ITALY



ITALY
La Stampa, Milan, April 12: Now that it has a majority, however small it may be, the center-left must try to govern Italy. "Try," that is, because no one can hide the extreme difficulties related to the nature of the coalition that the ballot has selected. The center-left must do this, however, by reappraising the moderate forces and by stressing the weight of the extreme wings. But there aren't any alternatives.
Weak victory
This is required, on one hand, by the rules of the democracy: Romano Prodi's coalition, even if it obtained a politically weak victory -- because weak is the supporting consensus -- has beaten the center-right in any case. On the other hand, the country demands it: at the end of an intense (electoral) campaign, you cannot delay facing problems. It's up to the center-left to demonstrate that it is capable of resolving them.
JAPAN
Yomiuri Shimbun, Tokyo, April 12: The husband of Megumi Yokota, who was abducted by North Korea, was most likely a South Korean who was also abducted to North Korea, according to the results of a DNA test.

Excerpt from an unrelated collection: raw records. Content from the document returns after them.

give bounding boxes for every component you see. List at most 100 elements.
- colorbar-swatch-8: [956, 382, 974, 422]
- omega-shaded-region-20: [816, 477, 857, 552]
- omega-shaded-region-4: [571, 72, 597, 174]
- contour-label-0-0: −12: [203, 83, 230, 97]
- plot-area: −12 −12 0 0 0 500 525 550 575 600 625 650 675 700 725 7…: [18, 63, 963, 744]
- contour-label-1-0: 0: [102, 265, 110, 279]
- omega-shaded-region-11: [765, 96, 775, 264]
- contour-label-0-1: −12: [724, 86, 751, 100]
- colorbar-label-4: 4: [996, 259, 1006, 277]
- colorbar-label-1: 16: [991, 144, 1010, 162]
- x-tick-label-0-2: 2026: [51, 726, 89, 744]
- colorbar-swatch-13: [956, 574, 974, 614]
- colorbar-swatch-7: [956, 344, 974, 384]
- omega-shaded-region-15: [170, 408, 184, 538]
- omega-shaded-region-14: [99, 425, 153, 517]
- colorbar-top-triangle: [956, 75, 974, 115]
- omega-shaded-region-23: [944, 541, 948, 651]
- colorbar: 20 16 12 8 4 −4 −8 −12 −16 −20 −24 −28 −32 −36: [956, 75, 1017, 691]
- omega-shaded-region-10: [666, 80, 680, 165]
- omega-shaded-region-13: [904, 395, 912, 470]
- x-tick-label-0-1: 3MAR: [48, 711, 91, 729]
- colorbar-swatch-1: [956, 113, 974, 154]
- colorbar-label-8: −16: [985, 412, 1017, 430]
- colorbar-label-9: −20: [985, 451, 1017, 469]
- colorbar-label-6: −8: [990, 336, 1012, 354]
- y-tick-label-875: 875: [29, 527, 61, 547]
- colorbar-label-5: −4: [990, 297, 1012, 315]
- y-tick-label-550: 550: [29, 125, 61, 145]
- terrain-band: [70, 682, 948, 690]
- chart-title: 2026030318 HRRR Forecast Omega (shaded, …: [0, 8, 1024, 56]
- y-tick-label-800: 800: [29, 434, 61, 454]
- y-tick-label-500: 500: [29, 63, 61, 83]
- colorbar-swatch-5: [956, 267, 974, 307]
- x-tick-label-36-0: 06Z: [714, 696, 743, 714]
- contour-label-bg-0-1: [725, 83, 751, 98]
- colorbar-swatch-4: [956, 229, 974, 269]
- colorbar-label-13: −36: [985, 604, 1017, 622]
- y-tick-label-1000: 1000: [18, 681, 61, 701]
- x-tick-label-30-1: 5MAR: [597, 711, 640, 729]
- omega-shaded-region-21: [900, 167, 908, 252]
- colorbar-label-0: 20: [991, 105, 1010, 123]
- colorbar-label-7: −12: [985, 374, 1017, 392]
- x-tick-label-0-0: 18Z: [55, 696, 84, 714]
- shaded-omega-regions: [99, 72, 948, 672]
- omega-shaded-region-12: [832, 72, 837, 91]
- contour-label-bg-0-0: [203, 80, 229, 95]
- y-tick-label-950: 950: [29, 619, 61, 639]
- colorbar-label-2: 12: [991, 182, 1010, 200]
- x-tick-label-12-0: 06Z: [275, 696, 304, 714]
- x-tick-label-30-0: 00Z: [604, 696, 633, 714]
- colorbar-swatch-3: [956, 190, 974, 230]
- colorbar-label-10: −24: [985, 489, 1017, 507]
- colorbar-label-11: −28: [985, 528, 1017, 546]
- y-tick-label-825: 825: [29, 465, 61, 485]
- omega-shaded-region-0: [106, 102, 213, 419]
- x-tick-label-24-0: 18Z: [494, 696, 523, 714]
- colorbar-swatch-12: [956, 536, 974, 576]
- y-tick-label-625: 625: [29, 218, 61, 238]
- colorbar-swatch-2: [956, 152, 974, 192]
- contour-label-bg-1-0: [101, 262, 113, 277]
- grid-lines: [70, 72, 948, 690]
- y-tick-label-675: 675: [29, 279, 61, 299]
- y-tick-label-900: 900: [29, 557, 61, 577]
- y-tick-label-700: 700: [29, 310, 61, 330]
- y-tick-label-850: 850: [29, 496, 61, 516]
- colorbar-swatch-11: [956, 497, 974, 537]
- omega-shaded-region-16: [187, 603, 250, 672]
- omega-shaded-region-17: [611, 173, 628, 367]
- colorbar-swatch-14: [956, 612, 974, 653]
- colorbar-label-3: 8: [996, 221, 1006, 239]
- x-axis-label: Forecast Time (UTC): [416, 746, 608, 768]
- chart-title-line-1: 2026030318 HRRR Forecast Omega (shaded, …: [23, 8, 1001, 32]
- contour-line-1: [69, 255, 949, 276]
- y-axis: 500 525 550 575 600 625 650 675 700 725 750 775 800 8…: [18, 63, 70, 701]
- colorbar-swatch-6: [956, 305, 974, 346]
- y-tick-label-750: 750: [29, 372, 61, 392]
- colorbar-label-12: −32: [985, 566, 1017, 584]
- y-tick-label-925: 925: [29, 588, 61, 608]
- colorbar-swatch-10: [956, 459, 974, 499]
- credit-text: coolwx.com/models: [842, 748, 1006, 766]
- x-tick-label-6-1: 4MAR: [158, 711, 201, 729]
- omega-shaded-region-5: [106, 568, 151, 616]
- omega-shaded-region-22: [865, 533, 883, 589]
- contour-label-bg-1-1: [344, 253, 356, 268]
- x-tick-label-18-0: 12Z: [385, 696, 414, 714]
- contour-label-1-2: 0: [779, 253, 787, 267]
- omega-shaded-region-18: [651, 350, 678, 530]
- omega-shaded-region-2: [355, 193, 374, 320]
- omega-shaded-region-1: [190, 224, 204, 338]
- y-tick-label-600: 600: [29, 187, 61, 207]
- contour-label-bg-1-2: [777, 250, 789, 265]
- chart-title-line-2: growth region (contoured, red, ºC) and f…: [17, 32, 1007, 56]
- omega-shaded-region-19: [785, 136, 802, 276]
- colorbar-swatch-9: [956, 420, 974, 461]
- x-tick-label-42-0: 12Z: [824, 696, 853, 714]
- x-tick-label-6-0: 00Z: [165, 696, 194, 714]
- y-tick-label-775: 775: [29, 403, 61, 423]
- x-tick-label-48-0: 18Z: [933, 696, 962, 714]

Without showing the least sincerity in working toward a resolution of the abduction issue, North Korea has repeatedly made false explanations on all aspects of the matter.
The number of South Koreans abducted to North Korea totals 485. The Japanese government needs to work closer with South Korea in investigating the contemptible state terrorism of North Korea.
When Japan and North Korea held talks in September 2002 in Pyongyang, North Korean leader Kim Jong Il told Prime Minister Junichiro Koizumi that the abductions were conducted "by special intelligence agents driven by irrational impulses and heroism."
Organized abductions
However, based on verbal statements made to investigators, including one made by repatriated abductee Hitomi Soga, there are other abductees in North Korea from countries such as Thailand and Romania. These statements are proof the abductions were conducted in an organized way by the state.
Although Yokota's husband has been finally identified, many things remain unclear. The government should not let North Korea stamp the abduction issue "closed." Investigations into the issue must continue and bring to the fore the real picture of what North Korea has done and is doing.
BRITAIN
Financial Times, London, April 11: The revelation that George W. Bush approved the leak of classified information about Iraq's chimerical nuclear programme is unlikely to snowball into another Watergate. Mr. Bush's contention that anything the president says (or leaks) is declassification by other means -- and therefore legal -- might just be tenable. Yet it is hardly credible.
Mr. Bush approved the selective leak in July 2003 of a portion of the U.S. National Intelligence Estimate in an attempt to discredit allegations he had misused intelligence to bolster the case for invading Iraq. The leak was exposed last week in documents submitted by the prosecution in the trial of Scooter Libby, Dick Cheney's former chief of staff, who is accused of lying about another leak in which the name of a serving CIA officer was disclosed.
The officer, Valerie Plame, is married to Joseph Wilson, who had been sent in 2002 to Niger to ascertain whether Saddam Hussein had sought to buy uranium. Mr. Wilson found no evidence of a secret Iraqi nuclear program. His decision to publicise this in July 2003 -- three months after the invasion -- coincided with growing awareness that the U.S. was unlikely to find weapons of mass destruction in Iraq.
Mr. Bush is hardly the first U.S. president to leak classified information for short-term political gain.
Plain-speaking guy
However, Mr. Bush has staked his public persona on being a plain-speaking kind of guy. "Whether you agree with me or not, you know where I stand," he told the electorate in 2004. The public, less than half of which now describe Mr. Bush as "honest" in opinion polls, is aware of the fact the president recently launched a campaign to stop the culture of leaking in Washington. Officials in numerous departments have taken polygraphs in the hunt to find who was behind numerous leaks, including the administration's decision to conduct wire-taps without informing the courts.
Mr. Bush will probably shrug off opposition charges of hypocrisy. But the outlook would alter drastically if the Democrats gained control of one or both houses of Congress at elections in November. Should that happen, it is a sure bet Democrats would use their subpoena powers to get officials to testify about the alleged misuse of intelligence in the build-up to war. On Sunday Arlen Specter, a senior Republican senator, called on Mr. Bush to come clean about the leaks. One way Mr. Bush could respond while also pre-empting a Democratic backlash would be to call on the Senate to resume its inquiry into the manipulation of intelligence before the war. The inquiry was shelved in 2004 because of fears it might hinder Mr. Bush's re-election. Now would be a good time for the Senate to resume its work.